GlaxoSmithKline has unveiled some robust data for its multiple myeloma antibody drug conjugate, and chief scientific officer Dr Hal Barron has pledged a rapid filing with regulators.
GSK2857916 is an anti-B-cell maturation antigen (BCMA) antibody-drug conjugate, and results from the DREAMM-1 first-in-human open label trial showed that 60% of patients achieved an overall response.
The product will be vying for market share against a slew of other pipeline competitors in BCMA- targeting therapies in multiple myeloma including a CAR-T treatment from Celgene and Bluebird Bio and a bispecific antibody from Amgen.
GSK’s trial showed number of patients with relapsing and remitting multiple myeloma achieving a complete response rate hit 15% over an additional one-year following period.
Overall, the median progression-free survival (PFS) was 12 months, an increase from the previously reported 7.9 months, and the median duration of response in the final analysis was 14.3 months.
GSK says the results show efficacy, durability and depth of response, and Hal Barron says the drug could be ready to submit to regulators by the end of 2019.
GSK’s Hal Barron
“These data are very encouraging and I am excited by what they could mean for people living with multiple myeloma,” he said. “We are aggressively advancing this potential new medicine and plan to have pivotal data to support its filing by the end of this year.”
The new data is from just one of many studies of the antibody drug conjugate. Another is DREAMM-2, which looks at multiple myeloma patients who have already been treated with an anti-CD38 antibody, Janssen’s Darzalex.
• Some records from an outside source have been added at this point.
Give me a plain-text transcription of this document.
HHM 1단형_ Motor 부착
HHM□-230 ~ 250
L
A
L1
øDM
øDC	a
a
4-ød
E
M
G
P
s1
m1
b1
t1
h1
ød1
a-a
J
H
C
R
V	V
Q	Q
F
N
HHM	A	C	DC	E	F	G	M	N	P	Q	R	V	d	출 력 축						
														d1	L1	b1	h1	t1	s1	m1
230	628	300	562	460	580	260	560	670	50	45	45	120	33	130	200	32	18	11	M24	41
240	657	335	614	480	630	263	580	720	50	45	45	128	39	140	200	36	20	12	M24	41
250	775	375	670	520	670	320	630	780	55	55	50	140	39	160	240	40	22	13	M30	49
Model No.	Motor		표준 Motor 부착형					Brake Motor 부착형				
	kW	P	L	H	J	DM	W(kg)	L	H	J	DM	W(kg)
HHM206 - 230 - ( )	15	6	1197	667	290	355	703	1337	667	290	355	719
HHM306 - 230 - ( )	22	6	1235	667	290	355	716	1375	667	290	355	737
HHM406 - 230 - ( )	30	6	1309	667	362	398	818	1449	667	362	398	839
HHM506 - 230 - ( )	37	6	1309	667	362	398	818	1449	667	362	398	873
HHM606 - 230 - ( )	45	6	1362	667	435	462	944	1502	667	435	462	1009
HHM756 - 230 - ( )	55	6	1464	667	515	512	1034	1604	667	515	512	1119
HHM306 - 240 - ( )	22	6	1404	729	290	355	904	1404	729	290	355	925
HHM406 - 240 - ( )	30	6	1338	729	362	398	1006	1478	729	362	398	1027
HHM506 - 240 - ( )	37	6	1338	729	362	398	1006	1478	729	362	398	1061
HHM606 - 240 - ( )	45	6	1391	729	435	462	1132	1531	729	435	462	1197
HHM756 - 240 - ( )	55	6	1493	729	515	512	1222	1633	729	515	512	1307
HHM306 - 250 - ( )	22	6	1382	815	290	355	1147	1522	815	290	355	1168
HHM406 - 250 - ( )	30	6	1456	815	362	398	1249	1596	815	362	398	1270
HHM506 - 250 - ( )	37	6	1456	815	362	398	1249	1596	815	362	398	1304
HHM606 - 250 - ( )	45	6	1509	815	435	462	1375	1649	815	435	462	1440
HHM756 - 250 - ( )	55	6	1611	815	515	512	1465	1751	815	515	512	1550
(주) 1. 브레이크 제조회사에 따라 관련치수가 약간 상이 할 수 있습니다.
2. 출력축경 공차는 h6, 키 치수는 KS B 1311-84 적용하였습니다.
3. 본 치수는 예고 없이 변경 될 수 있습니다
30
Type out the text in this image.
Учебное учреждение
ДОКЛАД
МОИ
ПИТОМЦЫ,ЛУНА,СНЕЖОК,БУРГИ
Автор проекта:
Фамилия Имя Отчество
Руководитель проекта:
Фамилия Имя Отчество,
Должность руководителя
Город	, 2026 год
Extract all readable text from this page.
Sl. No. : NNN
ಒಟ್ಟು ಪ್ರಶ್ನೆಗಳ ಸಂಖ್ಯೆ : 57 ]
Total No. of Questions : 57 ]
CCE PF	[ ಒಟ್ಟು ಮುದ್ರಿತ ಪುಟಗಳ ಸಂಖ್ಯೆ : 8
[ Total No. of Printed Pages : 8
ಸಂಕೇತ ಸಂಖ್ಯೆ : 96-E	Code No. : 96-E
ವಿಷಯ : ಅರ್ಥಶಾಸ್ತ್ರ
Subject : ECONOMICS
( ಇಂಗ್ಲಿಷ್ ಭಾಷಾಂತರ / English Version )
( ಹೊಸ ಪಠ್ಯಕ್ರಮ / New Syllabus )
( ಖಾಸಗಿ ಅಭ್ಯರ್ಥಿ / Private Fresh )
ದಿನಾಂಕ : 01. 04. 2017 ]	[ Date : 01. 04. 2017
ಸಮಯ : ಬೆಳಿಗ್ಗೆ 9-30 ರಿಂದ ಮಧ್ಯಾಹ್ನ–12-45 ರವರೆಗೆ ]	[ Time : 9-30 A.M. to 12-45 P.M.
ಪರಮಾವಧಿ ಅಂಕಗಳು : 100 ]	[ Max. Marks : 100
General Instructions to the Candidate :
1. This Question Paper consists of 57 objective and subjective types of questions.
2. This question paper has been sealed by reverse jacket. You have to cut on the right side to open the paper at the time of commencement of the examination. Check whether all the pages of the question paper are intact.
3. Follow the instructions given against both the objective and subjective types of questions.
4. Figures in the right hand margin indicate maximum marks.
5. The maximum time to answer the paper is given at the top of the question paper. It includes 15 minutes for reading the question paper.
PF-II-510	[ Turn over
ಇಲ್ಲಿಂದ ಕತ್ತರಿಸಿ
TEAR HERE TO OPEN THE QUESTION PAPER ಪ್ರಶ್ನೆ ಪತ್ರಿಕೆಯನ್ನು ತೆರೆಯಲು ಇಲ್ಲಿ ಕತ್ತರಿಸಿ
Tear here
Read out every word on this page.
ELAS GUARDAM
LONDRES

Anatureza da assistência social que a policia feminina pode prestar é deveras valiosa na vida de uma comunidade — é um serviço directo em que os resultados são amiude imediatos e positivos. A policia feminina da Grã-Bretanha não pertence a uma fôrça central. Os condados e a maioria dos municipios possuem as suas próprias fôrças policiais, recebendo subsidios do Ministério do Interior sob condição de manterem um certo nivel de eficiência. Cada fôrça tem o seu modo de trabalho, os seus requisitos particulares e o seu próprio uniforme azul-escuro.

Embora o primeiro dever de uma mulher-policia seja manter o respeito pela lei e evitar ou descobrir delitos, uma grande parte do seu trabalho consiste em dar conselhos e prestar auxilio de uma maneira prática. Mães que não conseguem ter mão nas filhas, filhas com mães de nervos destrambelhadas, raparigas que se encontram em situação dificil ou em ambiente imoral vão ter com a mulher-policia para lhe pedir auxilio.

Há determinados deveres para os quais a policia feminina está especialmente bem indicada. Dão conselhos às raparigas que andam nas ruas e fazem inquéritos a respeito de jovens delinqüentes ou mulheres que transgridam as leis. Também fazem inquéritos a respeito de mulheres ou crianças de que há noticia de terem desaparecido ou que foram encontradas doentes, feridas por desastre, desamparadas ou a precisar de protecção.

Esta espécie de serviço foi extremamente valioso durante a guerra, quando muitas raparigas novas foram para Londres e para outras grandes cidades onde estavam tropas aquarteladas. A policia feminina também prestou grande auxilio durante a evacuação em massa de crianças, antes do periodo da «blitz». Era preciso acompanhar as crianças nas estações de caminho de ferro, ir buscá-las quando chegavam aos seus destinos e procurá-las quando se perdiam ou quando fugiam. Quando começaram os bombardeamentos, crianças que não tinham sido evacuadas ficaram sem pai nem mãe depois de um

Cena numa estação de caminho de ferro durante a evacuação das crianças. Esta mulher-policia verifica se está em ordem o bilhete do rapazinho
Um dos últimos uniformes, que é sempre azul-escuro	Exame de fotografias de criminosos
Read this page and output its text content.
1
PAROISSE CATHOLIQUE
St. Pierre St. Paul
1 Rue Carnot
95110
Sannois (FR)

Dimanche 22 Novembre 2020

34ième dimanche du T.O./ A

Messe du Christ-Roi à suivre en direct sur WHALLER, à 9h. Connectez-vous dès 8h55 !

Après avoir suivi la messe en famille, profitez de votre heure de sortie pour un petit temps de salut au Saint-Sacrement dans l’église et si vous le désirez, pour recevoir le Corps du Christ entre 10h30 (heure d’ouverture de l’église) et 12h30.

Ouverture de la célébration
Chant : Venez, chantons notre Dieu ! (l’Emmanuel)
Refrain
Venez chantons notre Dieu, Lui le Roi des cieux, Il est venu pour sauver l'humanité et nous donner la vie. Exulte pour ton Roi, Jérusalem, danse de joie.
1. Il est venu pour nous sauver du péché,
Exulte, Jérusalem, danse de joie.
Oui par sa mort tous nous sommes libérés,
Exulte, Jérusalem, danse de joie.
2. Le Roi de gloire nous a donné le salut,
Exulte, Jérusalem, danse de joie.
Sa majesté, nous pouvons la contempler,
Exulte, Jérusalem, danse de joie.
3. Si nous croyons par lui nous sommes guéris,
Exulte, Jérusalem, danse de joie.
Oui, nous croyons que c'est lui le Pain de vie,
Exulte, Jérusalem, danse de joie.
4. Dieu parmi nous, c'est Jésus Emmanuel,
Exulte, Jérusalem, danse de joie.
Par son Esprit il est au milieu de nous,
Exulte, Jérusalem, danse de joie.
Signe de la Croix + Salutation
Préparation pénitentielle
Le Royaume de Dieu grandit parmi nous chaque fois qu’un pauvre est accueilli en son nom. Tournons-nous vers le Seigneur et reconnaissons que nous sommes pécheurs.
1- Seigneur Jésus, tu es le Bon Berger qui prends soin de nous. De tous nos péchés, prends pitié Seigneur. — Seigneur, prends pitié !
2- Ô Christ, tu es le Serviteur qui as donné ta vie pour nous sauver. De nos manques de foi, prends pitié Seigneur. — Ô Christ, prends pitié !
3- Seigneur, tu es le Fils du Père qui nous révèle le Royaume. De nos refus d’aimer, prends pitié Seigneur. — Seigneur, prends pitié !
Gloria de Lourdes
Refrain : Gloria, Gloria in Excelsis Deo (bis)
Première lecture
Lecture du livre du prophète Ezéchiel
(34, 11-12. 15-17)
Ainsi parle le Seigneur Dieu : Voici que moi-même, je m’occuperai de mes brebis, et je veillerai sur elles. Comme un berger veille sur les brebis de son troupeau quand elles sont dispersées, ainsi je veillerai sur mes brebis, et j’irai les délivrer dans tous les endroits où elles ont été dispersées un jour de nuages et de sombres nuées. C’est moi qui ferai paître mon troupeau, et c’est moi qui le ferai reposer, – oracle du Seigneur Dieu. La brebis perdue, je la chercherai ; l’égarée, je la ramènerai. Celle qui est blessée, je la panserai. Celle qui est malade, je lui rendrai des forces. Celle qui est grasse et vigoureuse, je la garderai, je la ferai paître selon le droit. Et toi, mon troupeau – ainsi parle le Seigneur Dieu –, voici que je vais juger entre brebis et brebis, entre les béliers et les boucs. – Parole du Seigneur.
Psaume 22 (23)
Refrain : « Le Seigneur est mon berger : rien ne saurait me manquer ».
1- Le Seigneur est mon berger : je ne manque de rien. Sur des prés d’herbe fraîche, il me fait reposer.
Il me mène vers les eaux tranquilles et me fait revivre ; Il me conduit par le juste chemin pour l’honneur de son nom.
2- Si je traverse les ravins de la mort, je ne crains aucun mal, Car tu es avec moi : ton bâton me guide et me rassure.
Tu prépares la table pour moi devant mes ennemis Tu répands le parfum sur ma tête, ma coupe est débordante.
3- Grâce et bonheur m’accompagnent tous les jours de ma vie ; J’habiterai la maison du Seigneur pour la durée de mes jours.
The BCMA pathway has been shown to be important for myeloma cell growth and survival and BCMA membrane expression is universally detected in myeloma cell lines, making it an attractive target for drug makers.
Celgene and Bluebird’s CAR-T bb2121 is currently seen as the frontrunner in the field, though GSK’s candidate has now produced comparable median PFS.
Celgene and Bluebird released data late last year for their candidate, demonstrating that the CAR-T achieved an 83% objective response rate in 12 heavily pre-treated multiple myeloma patients. A higher dose is also being assessed in the ongoing phase 1 study.
Amgen also has a candidate in the same class treating multiple myeloma – AMG420. That drug achieved an objective response in seven of 10 patients (70%) at the optimal dose tested (400µg/day), including four complete responses with no evidence of minimal residual disease (MRD), and three complete responses with MRD, with six patients still responding up to 7.5 months.